I’m sure all of you February 2015 LSAT Test takers know by now that the February scores came out a few days ago, so let’s have a heart-to-heart. There are inevitably two groups of students: those of you who are happy with your score and will not be taking another LSAT for the rest of your life, and those of you who are less than happy with your score and are planning to take the upcoming June LSAT.
Let’s address the former first. Congratulations! Your hard work and diligence in your LSAT prep has paid off. You deserve a nice week of rest from anything law school admissions related. Once you’re well rested, it’s time to continue your admissions process. If you’re planning on starting law school in the Fall 2016, then you should try to complete your admissions packet as soon as you can so you can get an edge on the competition. Remember that law school admissions operate on a rolling admissions basis. So, the earlier you get your application in, the sooner your application will be read by the admissions officers. The earlier the admissions officers read your application, the better your chances are of being admitted because more seats are available.
So, what does this mean? Whittle down your list of law schools. Send out your requests for recommendation letters immediately. Make sure to request all your necessary files and transcripts from your schools and employers. Finally, set aside time every day to work on your application.

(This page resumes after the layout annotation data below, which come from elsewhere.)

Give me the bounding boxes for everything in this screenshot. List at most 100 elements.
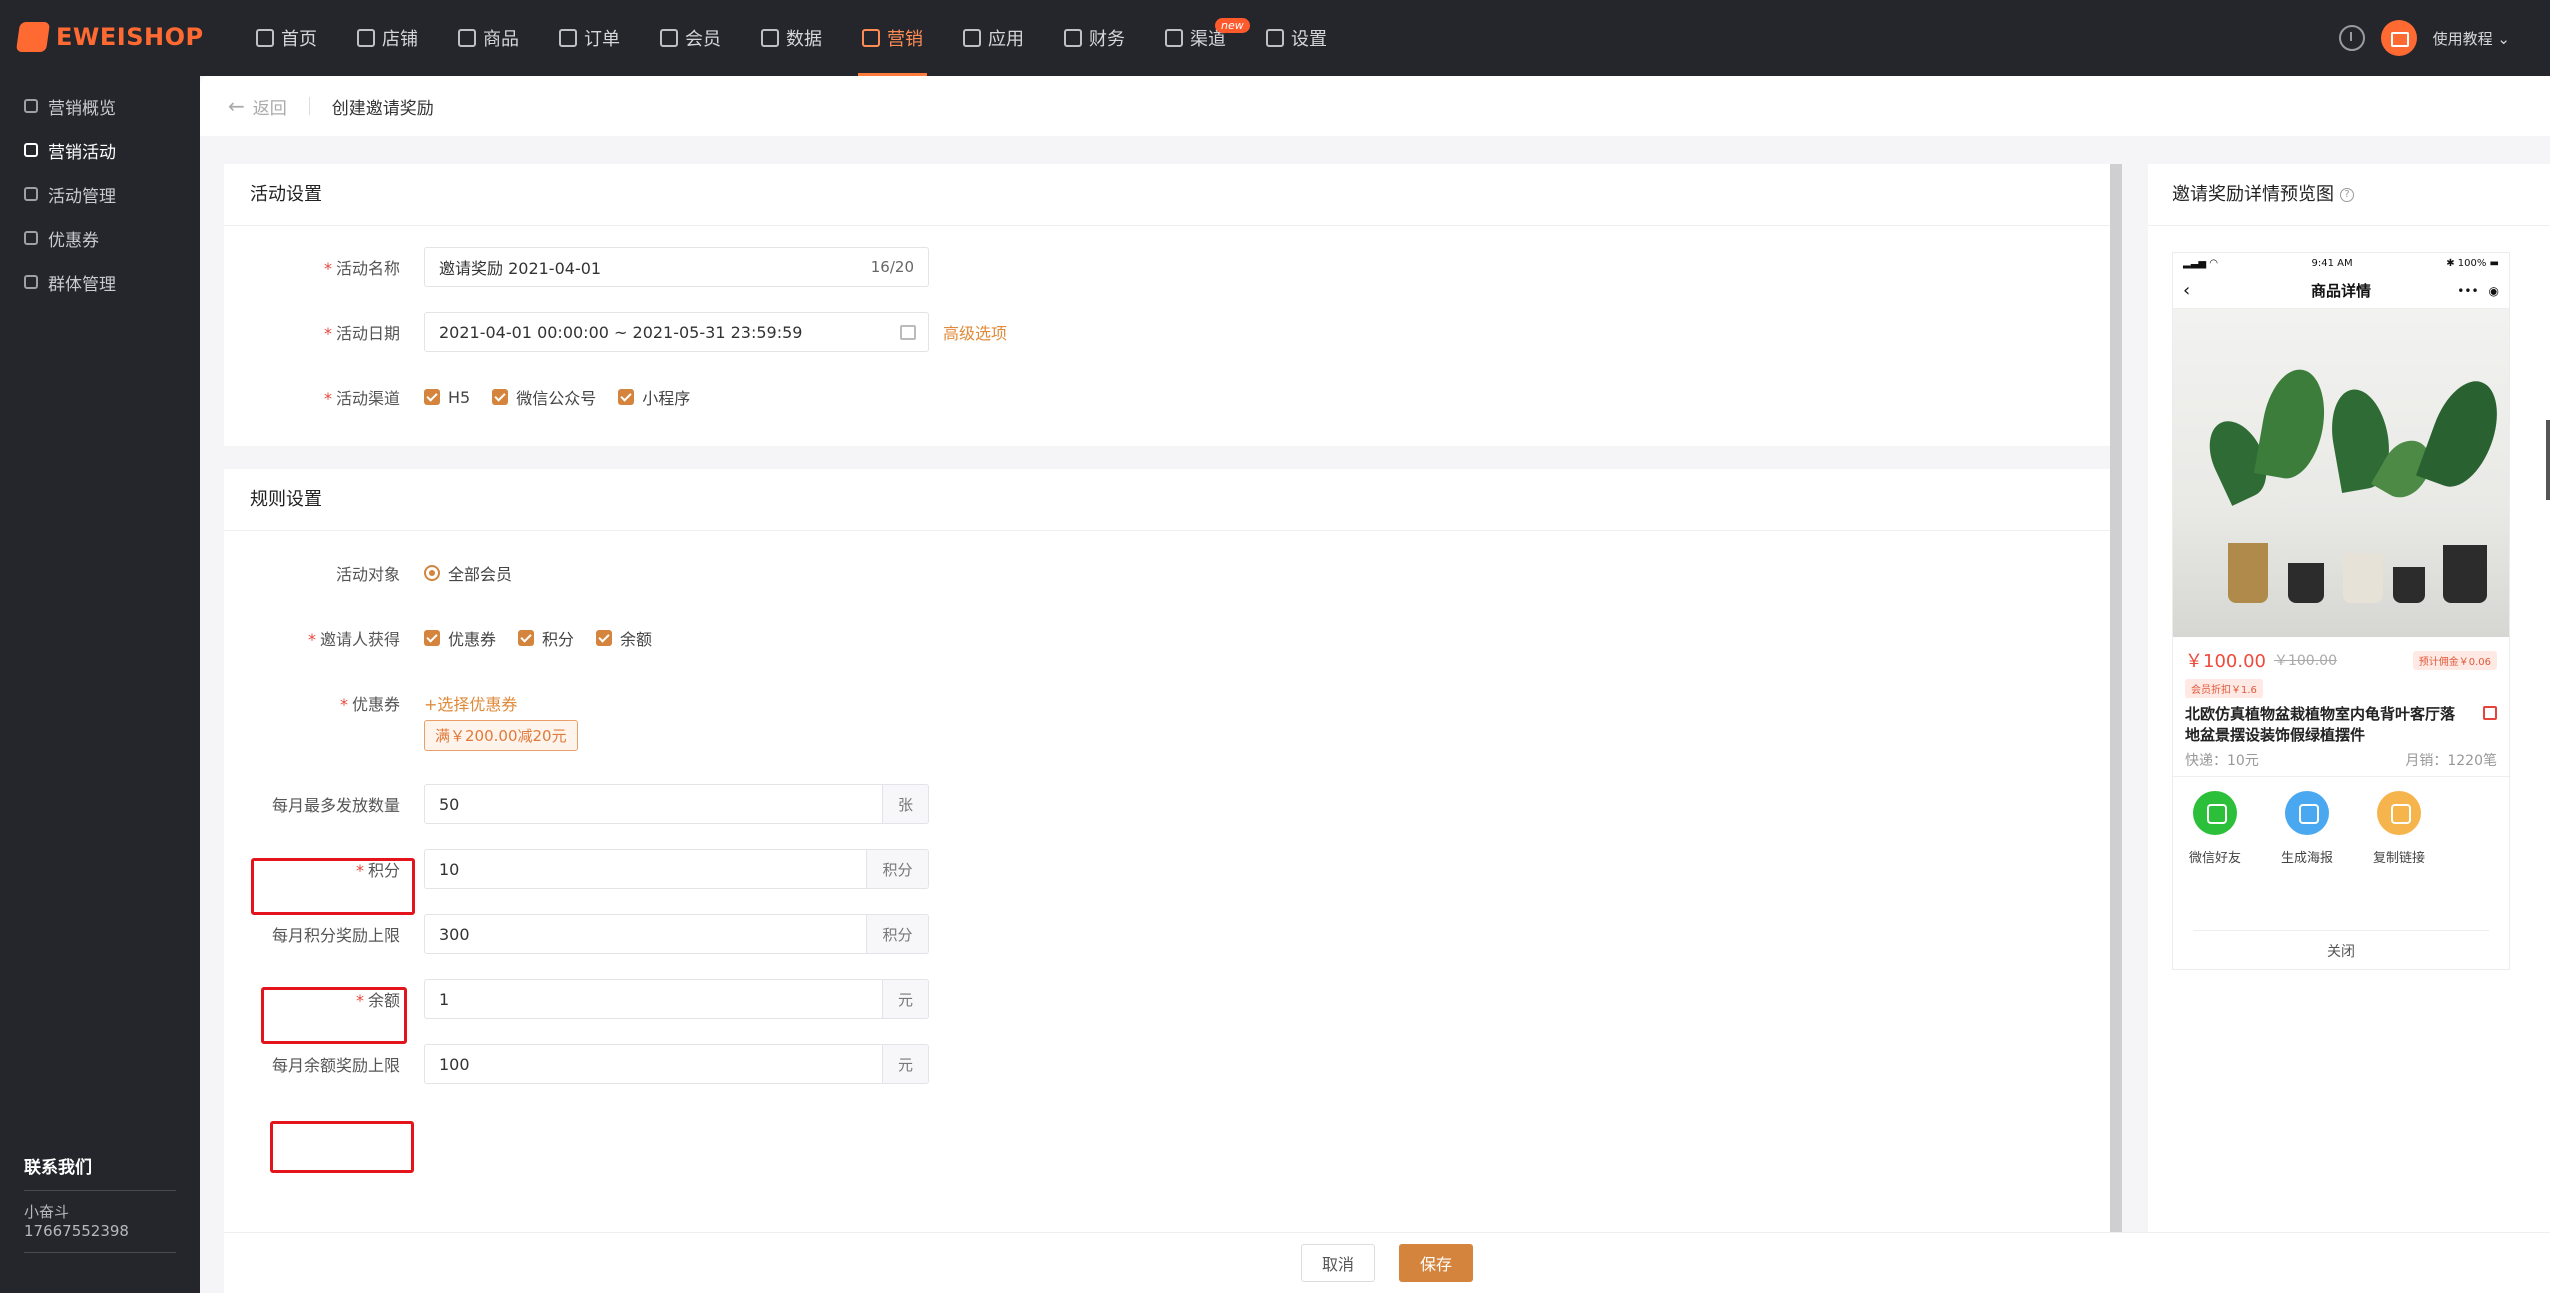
field-label-text: 活动日期 — [335, 324, 400, 343]
nav-item-marketing[interactable]: 营销 — [842, 0, 943, 76]
coupon-tag[interactable]: 满￥200.00减20元 — [424, 720, 578, 751]
input-suffix: 元 — [882, 980, 928, 1018]
required-mark: * — [307, 630, 316, 649]
product-meta: 快递：10元 月销：1220笔 — [2173, 746, 2509, 777]
nav-item-order[interactable]: 订单 — [539, 0, 640, 76]
share-options: 微信好友 生成海报 复制链接 — [2173, 777, 2509, 866]
nav-label: 设置 — [1291, 29, 1327, 50]
char-counter: 16/20 — [870, 258, 914, 276]
select-coupon-link[interactable]: +选择优惠券 — [424, 691, 517, 715]
checkbox-checked[interactable] — [492, 389, 509, 405]
nav-item-member[interactable]: 会员 — [640, 0, 741, 76]
channel-icon — [1165, 29, 1183, 47]
activity-name-input[interactable]: 邀请奖励 2021-04-01 16/20 — [424, 247, 929, 287]
target-icon: ◉ — [2488, 283, 2499, 298]
reward-checkbox-balance[interactable]: 余额 — [596, 626, 652, 650]
tutorial-menu[interactable]: 使用教程 ⌄ — [2433, 28, 2510, 49]
price-row: ￥100.00 ￥100.00 预计佣金￥0.06 — [2173, 637, 2509, 673]
checkbox-checked[interactable] — [518, 630, 535, 646]
nav-item-store[interactable]: 店铺 — [337, 0, 438, 76]
edge-scroll-handle[interactable] — [2546, 420, 2550, 500]
sidebar-item-groups[interactable]: 群体管理 — [0, 260, 200, 304]
sidebar-item-activity-manage[interactable]: 活动管理 — [0, 172, 200, 216]
activity-date-row: * 活动日期 2021-04-01 00:00:00 ~ 2021-05-31 2… — [224, 310, 2110, 354]
checkbox-checked[interactable] — [424, 630, 440, 646]
checkbox-checked[interactable] — [424, 389, 440, 405]
sidebar-item-coupons[interactable]: 优惠券 — [0, 216, 200, 260]
share-label: 微信好友 — [2189, 851, 2242, 866]
main-area: ← 返回 创建邀请奖励 活动设置 * 活动名称 邀请奖励 2021-04-01 16… — [200, 76, 2550, 1293]
nav-item-goods[interactable]: 商品 — [438, 0, 539, 76]
coupon-row: * 优惠券 +选择优惠券 — [224, 681, 2110, 725]
nav-label: 财务 — [1089, 29, 1125, 50]
section-title: 活动设置 — [224, 164, 2110, 226]
arrow-left-icon: ← — [228, 94, 245, 118]
share-poster: 生成海报 — [2281, 791, 2333, 866]
cancel-button[interactable]: 取消 — [1300, 1244, 1375, 1282]
order-icon — [559, 29, 577, 47]
help-icon[interactable]: ? — [2340, 187, 2354, 202]
field-label-text: 余额 — [367, 991, 400, 1010]
target-radio-all-members[interactable]: 全部会员 — [424, 561, 512, 585]
field-label: 每月积分奖励上限 — [224, 922, 424, 946]
monthly-coupon-input[interactable]: 50 张 — [424, 784, 929, 824]
brand-logo[interactable]: EWEISHOP — [15, 22, 204, 52]
advanced-options-link[interactable]: 高级选项 — [943, 320, 1007, 344]
nav-item-channel[interactable]: 渠道 new — [1145, 0, 1250, 76]
checkbox-label: 小程序 — [642, 389, 691, 408]
required-mark: * — [355, 991, 364, 1010]
shipping-fee: 快递：10元 — [2185, 753, 2259, 769]
contact-section: 联系我们 小奋斗 17667552398 — [24, 1153, 176, 1253]
goods-icon — [458, 29, 476, 47]
back-link[interactable]: ← 返回 — [228, 94, 287, 119]
plant-pot — [2288, 563, 2324, 603]
sidebar-item-overview[interactable]: 营销概览 — [0, 84, 200, 128]
field-label: 每月余额奖励上限 — [224, 1052, 424, 1076]
product-image — [2173, 309, 2509, 637]
points-row: * 积分 10 积分 — [224, 847, 2110, 891]
monthly-points-input[interactable]: 300 积分 — [424, 914, 929, 954]
status-time: 9:41 AM — [2311, 257, 2353, 269]
input-suffix: 元 — [882, 1045, 928, 1083]
radio-label: 全部会员 — [448, 565, 513, 584]
download-icon[interactable] — [2338, 25, 2365, 51]
plant-leaf — [2253, 364, 2333, 484]
sidebar-item-campaigns[interactable]: 营销活动 — [0, 128, 200, 172]
form-scrollbar[interactable] — [2110, 164, 2122, 1293]
activity-name-row: * 活动名称 邀请奖励 2021-04-01 16/20 — [224, 245, 2110, 289]
channel-checkbox-h5[interactable]: H5 — [424, 388, 470, 407]
breadcrumb-divider — [308, 97, 310, 115]
radio-selected[interactable] — [424, 565, 440, 581]
avatar[interactable] — [2380, 20, 2417, 56]
reward-checkbox-points[interactable]: 积分 — [518, 626, 574, 650]
chevron-left-icon: ‹ — [2183, 280, 2191, 301]
nav-item-home[interactable]: 首页 — [236, 0, 337, 76]
checkbox-checked[interactable] — [596, 630, 613, 646]
nav-label: 首页 — [281, 29, 317, 50]
nav-item-finance[interactable]: 财务 — [1044, 0, 1145, 76]
monthly-balance-row: 每月余额奖励上限 100 元 — [224, 1042, 2110, 1086]
phone-page-title: 商品详情 — [2310, 282, 2371, 300]
nav-item-settings[interactable]: 设置 — [1246, 0, 1347, 76]
balance-input[interactable]: 1 元 — [424, 979, 929, 1019]
reward-checkbox-coupon[interactable]: 优惠券 — [424, 626, 496, 650]
monthly-balance-input[interactable]: 100 元 — [424, 1044, 929, 1084]
nav-label: 会员 — [685, 29, 721, 50]
phone-status-bar: ▂▃▅ ◠ 9:41 AM ✱ 100% ▬ — [2173, 253, 2509, 273]
share-label: 复制链接 — [2373, 851, 2426, 866]
product-name: 北欧仿真植物盆栽植物室内龟背叶客厅落地盆景摆设装饰假绿植摆件 — [2173, 698, 2509, 746]
nav-item-data[interactable]: 数据 — [741, 0, 842, 76]
channel-checkbox-wechat[interactable]: 微信公众号 — [492, 385, 596, 409]
input-value: 50 — [439, 794, 460, 814]
checkbox-label: H5 — [448, 387, 471, 407]
top-navbar: EWEISHOP 首页 店铺 商品 订单 会员 数据 营销 应用 财务 渠道 ne… — [0, 0, 2550, 76]
channel-checkbox-miniprogram[interactable]: 小程序 — [618, 385, 690, 409]
required-mark: * — [323, 389, 332, 408]
save-button[interactable]: 保存 — [1399, 1244, 1474, 1282]
member-icon — [660, 29, 678, 47]
inviter-reward-row: * 邀请人获得 优惠券 积分 余额 — [224, 616, 2110, 660]
checkbox-checked[interactable] — [618, 389, 635, 405]
date-range-picker[interactable]: 2021-04-01 00:00:00 ~ 2021-05-31 23:59:5… — [424, 312, 929, 352]
nav-item-apps[interactable]: 应用 — [943, 0, 1044, 76]
points-input[interactable]: 10 积分 — [424, 849, 929, 889]
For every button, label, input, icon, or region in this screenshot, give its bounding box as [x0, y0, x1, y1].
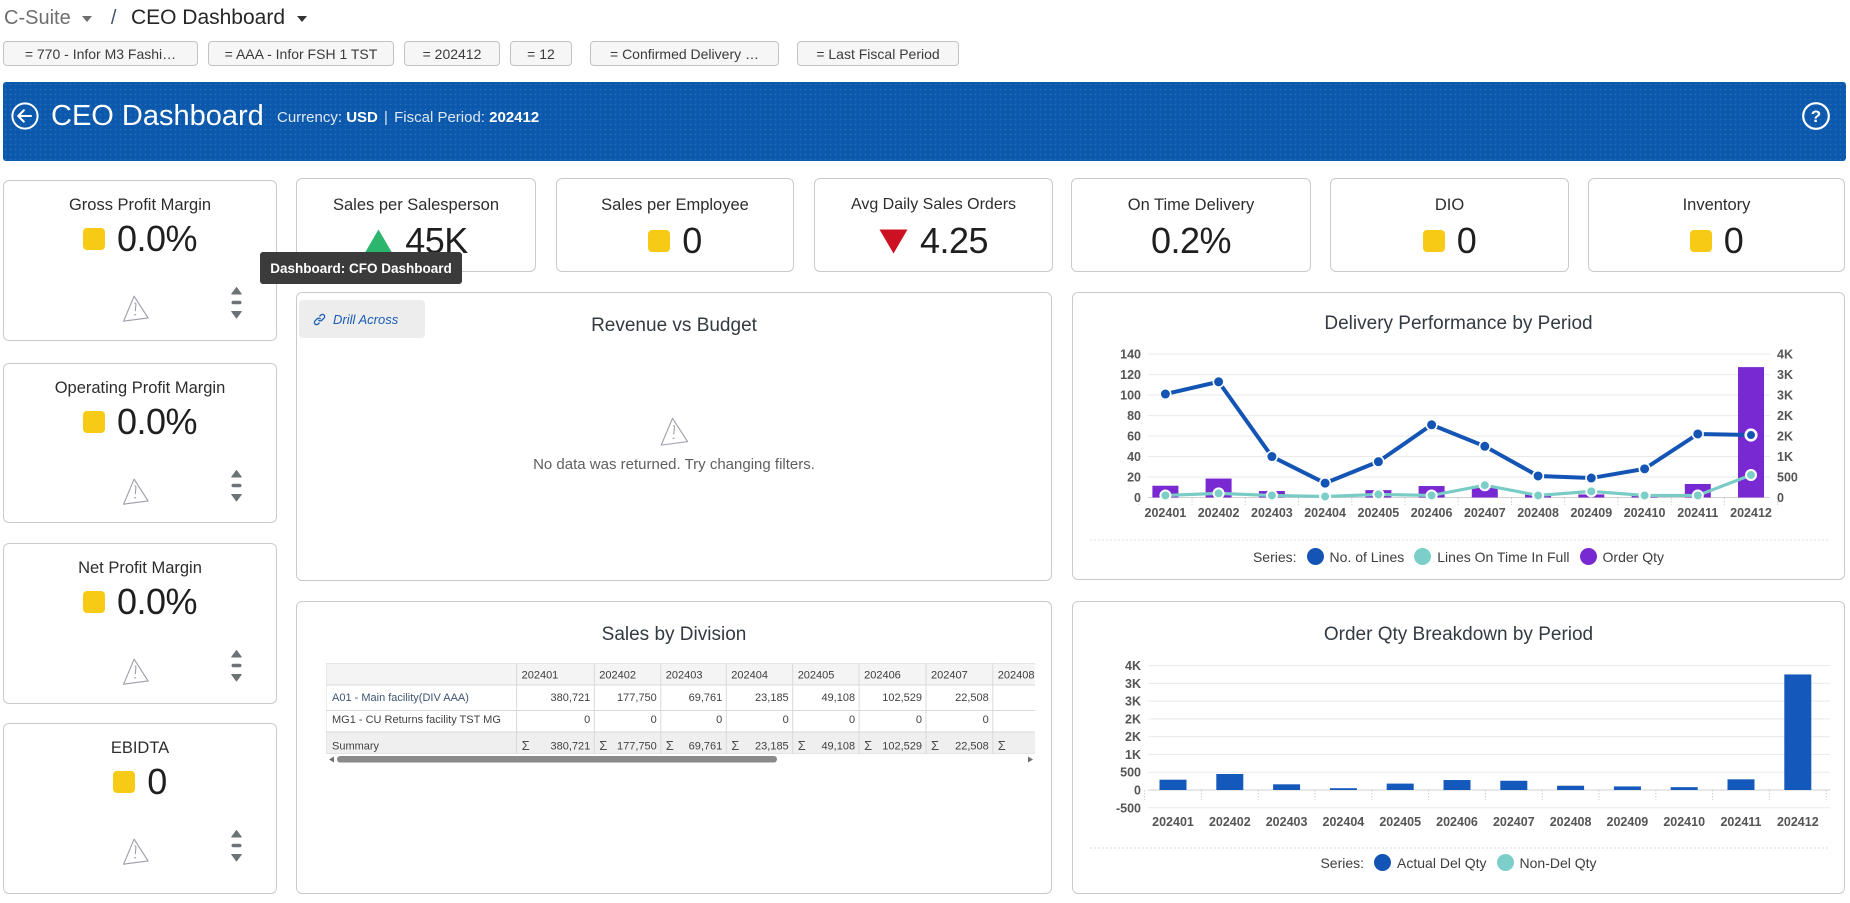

Now, for those of you in the “less than happy” group, there’s really no reason to fret because most law schools no longer average LSAT scores. You have a lot of time to put into studying for the June LSAT to reach your target score. The unfortunate fact of the matter is that LSAC has not released any February LSATs recently, so you will not be able to go over the February 2015 LSAT that you took and analyze in detail what went wrong. But, it’s important to be honest with yourself. Your score is mainly the result of how many hours you put into your LSAT prep, and how exactly you spent those hours. There are other factors, as well, i.e. test day nerves, illness, sleep-deprivation, etc., but those first two are the main contenders. Some of you may be nodding your head thinking, “Yeah, I really could have studied more.” Others of you may be furrowing your brows thinking, “No, I really couldn’t have studied more. I put in all the time I had.” For those of you thinking this, then your answer is: you didn’t study efficiently. Last week I discussed the importance of adding time for analysis into your LSAT prep. Take a moment to read the post and see what I mean when I say “efficient study time” as opposed to just “more study time.”
So, what to do now? First, take a moment to check in with yourself and make sure that becoming an attorney is still a goal of yours. There’s no point in embarking on the long journey of LSAT prep again, unless you’re sure you want to go to law school. Once you’re sure of your law school goal, start studying again. Get back into your study schedule, foregoing social events for Friday nights at home with your Logic Games sections.
The June LSAT is such a great exam because if you take it and are happy with your score, then you have the rest of summer to relax and finalize your applications. If you take it and are still unhappy with the results, you can take the September LSAT and still be able to send in your applications relatively early. And even if for some reason the September LSAT goes awry, you’ll have the December LSAT to fall back on. It’s time to get back on that LSAT prep horse, and charge ahead towards June.